Une paix de courte durée s’ensuivit lorsque les Kenyans se réunirent pour élire un dirigeant non KANU pour la première fois de l’histoire du pays. Il s’agissait du président Mwai Kibaki, un Kikuyu et chef de la nouvelle Coalition nationale Arc-en-Ciel (NARC), une alliance multiethnique.

Retour des ennuis

La paix au sein de la nouvelle alliance n’a pas duré longtemps. L’élite Kikuyu, appelée Mafia du Mont Kenya, a de nouveau monopolisé le pouvoir. Au cours des campagnes référendaires de 2005, la NARC a été divisée selon des lignes ethniques, les Kikuyu approuvant le oui et les Luo approuvant le non. Les Luo se sont ensuite séparés et ont formé le Mouvement démocratique orange sous la direction de Raila Odinga.

La tension s’est intensifiée avec la réélection de Kibaki en 2007, contestée par Odinga. Des violences ethniques ont de nouveau éclaté, principalement dans la vallée du Rift. Les guerriers Kalenjin et les Mungiki étaient fortement impliqués. Environ 1 300 personnes ont été tuées et 650 000 déplacées.

Le conflit n’a pris fin qu’après la signature d’un accord plaçant Odinga au poste de Premier ministre. La Cour pénale internationale (CPI) a ensuite intenté une action contre six Kenyans de premier plan pour incitation à la violence, dont Kenyatta, accusé d’avoir financé Mungiki.

Nouveau cadre juridique

En 2010, une nouvelle constitution a introduit un système de gouvernement décentralisé avec 47 comtés. Pourtant, au lieu de prévenir la violence, cela a créé un concours à plusieurs niveaux pendant le cycle électoral de 2013.

Le nord-est du Kenya et l’ancienne province côtière ont été le théâtre d’affrontements ethniques au sujet de la politique foncière et des comtés. Les responsables locaux ont financé des groupes d’autodéfense pour mobiliser des voix.

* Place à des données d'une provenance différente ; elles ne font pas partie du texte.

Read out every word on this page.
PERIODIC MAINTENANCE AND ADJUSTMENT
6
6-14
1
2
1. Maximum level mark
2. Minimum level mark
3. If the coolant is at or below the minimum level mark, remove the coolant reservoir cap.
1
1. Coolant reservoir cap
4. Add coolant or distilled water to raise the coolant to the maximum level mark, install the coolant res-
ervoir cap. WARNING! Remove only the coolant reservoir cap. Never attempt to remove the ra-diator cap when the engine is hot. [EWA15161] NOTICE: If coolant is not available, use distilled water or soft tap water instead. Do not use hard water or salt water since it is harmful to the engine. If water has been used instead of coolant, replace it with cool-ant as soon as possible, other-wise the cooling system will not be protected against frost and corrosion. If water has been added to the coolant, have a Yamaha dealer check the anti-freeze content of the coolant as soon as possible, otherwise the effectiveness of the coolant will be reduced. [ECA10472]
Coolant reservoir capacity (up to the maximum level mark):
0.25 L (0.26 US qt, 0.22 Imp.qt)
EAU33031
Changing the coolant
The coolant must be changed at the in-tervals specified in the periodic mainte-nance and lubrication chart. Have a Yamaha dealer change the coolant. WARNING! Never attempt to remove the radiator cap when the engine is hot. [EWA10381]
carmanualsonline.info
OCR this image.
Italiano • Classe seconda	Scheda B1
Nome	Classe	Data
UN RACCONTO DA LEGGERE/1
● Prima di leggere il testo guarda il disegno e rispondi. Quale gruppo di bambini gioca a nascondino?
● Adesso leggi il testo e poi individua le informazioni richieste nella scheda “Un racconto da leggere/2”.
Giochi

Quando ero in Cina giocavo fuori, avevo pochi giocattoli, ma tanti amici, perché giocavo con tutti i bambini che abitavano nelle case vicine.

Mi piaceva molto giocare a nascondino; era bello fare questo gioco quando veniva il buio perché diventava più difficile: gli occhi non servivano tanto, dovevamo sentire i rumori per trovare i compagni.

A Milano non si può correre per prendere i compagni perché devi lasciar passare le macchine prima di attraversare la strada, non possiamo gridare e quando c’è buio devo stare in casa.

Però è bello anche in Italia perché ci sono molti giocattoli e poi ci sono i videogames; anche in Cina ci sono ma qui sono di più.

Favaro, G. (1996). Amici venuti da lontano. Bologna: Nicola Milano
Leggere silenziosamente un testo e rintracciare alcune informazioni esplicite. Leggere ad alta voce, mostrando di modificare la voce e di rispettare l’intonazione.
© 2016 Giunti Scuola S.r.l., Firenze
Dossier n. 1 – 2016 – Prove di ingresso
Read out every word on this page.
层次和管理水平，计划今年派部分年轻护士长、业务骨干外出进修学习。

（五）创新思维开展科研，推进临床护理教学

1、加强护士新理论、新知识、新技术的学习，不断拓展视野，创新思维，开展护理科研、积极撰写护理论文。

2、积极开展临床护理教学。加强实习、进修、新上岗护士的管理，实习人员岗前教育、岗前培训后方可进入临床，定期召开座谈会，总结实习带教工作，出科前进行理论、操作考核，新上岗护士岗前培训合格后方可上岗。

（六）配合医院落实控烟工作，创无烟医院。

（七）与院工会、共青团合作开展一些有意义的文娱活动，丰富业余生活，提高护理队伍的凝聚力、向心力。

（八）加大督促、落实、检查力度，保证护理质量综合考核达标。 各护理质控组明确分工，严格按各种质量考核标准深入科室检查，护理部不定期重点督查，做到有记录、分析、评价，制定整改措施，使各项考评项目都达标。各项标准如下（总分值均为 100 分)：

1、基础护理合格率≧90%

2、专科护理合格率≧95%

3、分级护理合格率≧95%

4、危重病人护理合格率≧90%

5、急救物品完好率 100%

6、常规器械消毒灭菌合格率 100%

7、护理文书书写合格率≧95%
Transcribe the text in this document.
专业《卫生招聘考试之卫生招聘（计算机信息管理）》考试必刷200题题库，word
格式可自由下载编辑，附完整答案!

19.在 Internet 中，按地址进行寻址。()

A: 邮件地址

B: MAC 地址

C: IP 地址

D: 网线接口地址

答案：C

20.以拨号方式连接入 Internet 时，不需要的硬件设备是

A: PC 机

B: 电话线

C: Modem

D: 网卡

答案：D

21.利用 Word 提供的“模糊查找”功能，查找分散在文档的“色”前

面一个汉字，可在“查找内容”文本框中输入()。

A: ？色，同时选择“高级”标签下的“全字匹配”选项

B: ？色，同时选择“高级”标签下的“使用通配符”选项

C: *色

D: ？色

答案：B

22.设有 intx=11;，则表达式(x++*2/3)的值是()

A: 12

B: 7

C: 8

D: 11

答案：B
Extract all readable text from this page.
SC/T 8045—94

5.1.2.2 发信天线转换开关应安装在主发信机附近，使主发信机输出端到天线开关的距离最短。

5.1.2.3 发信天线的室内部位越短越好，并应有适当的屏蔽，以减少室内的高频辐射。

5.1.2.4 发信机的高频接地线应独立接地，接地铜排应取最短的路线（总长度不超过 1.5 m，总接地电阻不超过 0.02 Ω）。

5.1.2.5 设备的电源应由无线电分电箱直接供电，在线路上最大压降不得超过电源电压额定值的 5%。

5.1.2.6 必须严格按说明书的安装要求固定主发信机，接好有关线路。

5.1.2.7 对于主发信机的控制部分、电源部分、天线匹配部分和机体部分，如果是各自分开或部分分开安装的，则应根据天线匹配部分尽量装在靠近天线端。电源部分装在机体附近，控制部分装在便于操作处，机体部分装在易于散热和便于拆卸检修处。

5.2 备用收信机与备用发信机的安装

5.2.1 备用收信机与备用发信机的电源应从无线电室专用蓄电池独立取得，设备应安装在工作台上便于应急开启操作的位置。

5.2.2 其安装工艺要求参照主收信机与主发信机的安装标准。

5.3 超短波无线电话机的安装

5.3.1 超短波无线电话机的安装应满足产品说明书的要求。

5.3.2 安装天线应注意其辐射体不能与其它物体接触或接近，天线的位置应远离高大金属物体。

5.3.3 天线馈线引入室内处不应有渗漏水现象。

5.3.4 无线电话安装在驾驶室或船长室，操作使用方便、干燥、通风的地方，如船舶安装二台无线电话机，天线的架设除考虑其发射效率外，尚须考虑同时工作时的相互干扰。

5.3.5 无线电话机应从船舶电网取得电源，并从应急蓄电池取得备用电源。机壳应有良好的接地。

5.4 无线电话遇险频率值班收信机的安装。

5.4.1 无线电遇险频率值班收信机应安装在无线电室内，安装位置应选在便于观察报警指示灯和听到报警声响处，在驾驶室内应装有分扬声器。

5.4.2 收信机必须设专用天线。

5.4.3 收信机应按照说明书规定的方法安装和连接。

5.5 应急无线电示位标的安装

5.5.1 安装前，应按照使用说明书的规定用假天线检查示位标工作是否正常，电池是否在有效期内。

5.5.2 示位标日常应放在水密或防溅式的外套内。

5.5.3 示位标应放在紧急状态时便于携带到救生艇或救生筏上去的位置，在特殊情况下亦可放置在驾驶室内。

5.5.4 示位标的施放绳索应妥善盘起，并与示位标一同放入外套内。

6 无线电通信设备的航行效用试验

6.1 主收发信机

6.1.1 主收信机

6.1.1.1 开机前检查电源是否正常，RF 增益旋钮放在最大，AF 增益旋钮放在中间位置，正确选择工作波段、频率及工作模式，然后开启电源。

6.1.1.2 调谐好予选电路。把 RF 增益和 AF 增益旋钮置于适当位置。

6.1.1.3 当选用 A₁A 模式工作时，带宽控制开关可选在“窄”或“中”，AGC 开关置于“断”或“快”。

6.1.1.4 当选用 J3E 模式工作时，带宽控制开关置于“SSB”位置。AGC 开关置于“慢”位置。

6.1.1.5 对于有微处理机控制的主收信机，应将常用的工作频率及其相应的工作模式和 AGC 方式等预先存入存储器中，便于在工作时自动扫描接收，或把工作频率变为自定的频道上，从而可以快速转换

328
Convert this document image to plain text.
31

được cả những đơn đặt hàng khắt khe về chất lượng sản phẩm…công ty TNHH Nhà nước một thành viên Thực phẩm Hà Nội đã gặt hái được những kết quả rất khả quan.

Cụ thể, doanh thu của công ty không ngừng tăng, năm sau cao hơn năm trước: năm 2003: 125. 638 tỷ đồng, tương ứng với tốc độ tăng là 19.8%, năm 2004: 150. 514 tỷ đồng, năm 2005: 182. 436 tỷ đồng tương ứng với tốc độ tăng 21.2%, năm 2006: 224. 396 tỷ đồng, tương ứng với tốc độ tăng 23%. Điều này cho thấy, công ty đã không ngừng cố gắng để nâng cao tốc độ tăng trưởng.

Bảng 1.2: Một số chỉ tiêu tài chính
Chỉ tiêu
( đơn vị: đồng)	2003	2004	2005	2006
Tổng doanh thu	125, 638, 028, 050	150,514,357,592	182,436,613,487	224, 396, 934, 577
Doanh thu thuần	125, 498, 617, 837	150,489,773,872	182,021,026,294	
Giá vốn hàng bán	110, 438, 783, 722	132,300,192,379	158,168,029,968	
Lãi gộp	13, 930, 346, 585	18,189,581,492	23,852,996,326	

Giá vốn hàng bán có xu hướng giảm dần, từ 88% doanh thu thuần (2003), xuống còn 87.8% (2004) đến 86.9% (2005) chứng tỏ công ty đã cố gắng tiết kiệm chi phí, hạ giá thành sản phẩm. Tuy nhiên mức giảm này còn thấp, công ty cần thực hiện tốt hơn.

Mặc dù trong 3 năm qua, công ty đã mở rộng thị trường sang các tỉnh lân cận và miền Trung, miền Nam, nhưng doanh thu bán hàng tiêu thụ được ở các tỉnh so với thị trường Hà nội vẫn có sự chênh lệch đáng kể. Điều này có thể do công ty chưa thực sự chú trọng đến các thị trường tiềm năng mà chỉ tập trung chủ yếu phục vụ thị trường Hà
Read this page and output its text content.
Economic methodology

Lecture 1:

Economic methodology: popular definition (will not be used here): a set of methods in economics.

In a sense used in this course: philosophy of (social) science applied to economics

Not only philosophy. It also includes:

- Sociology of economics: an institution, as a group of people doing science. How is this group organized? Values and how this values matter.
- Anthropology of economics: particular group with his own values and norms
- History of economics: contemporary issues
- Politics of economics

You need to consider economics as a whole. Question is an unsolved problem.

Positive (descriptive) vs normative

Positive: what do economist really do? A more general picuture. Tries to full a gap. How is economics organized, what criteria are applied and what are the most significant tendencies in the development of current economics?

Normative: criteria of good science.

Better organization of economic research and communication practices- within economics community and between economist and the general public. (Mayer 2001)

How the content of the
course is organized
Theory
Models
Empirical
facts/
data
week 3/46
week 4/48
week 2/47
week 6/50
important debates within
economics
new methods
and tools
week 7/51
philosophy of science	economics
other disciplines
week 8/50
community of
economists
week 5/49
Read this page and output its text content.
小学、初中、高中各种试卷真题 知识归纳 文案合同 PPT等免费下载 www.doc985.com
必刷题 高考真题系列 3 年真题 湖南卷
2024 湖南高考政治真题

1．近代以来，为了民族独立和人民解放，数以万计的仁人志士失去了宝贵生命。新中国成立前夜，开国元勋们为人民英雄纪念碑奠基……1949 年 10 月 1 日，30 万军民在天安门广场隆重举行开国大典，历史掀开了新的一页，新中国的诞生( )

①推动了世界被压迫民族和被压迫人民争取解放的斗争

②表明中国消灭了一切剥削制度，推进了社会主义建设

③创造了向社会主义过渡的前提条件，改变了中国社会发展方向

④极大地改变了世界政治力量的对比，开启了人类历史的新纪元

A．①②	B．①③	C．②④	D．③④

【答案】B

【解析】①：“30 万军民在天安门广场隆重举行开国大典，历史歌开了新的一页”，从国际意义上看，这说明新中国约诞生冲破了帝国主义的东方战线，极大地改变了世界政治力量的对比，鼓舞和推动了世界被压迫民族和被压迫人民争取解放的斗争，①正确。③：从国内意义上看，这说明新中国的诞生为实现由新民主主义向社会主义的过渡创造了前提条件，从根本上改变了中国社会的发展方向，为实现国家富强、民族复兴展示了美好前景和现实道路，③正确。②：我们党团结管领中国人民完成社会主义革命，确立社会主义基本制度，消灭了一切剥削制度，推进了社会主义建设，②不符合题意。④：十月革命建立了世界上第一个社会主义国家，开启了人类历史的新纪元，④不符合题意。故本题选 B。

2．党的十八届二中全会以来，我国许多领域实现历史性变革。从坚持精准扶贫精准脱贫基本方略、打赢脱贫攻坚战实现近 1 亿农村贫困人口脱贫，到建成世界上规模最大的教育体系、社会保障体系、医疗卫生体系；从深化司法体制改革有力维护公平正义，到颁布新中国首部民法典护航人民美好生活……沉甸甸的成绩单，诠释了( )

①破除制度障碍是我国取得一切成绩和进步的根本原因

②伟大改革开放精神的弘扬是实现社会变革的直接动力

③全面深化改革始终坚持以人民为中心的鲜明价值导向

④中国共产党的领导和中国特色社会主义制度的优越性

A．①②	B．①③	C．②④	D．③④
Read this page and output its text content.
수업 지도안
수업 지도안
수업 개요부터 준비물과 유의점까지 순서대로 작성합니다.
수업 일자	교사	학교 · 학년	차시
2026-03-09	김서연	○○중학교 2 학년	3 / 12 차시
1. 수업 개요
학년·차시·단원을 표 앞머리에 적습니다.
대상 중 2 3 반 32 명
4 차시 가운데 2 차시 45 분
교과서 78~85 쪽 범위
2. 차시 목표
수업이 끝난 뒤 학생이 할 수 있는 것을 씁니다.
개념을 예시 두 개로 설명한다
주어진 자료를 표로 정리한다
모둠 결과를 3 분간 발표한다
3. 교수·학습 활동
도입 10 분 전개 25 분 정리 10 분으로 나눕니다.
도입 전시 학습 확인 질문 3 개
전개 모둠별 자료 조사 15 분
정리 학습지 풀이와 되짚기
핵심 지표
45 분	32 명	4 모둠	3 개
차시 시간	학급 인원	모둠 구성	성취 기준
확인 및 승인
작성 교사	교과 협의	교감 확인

Ailleurs, la présidentielle a provoqué des conflits. À Nyanza, les groupes de justiciers American Maine, qui soutenait Odinga, et China Group, qui soutenait Kenyatta, se sont affrontés.

Le centre du Kenya, le cœur des Kikuyu, a été le théâtre d’attaques contre les Luo, les Luhya et les Nandi parce qu’ils étaient perçus comme des partisans d’Odinga. Pendant ce temps, les violences se sont poursuivies entre les Kikuyu et les Kalenjin dans la vallée du Rift. Les Mungiki étaient impliqués dans les deux endroits.

Les choses ont-elles changé ?

Ces problèmes n’ont pas encore été résolus. Les affaires de la CPI ont été retirées après des accusations d’obstruction du gouvernement. Les politiciens exploitent toujours les griefs fonciers ethniques pour gagner des voix, et les milices et les milices continuent de semer la terreur.

Le Kenya reste vulnérable. Odinga a récemment promis de boycotter les élections à répétition, et le président sortant Uhuru Kenyatta a attaqué le pouvoir judiciaire. Lire à côté des manifestations contre la décision de la Cour suprême et des manifestations contre la commission électorale, il n’est pas difficile de voir comment la violence politique pourrait à nouveau faire monter sa tête.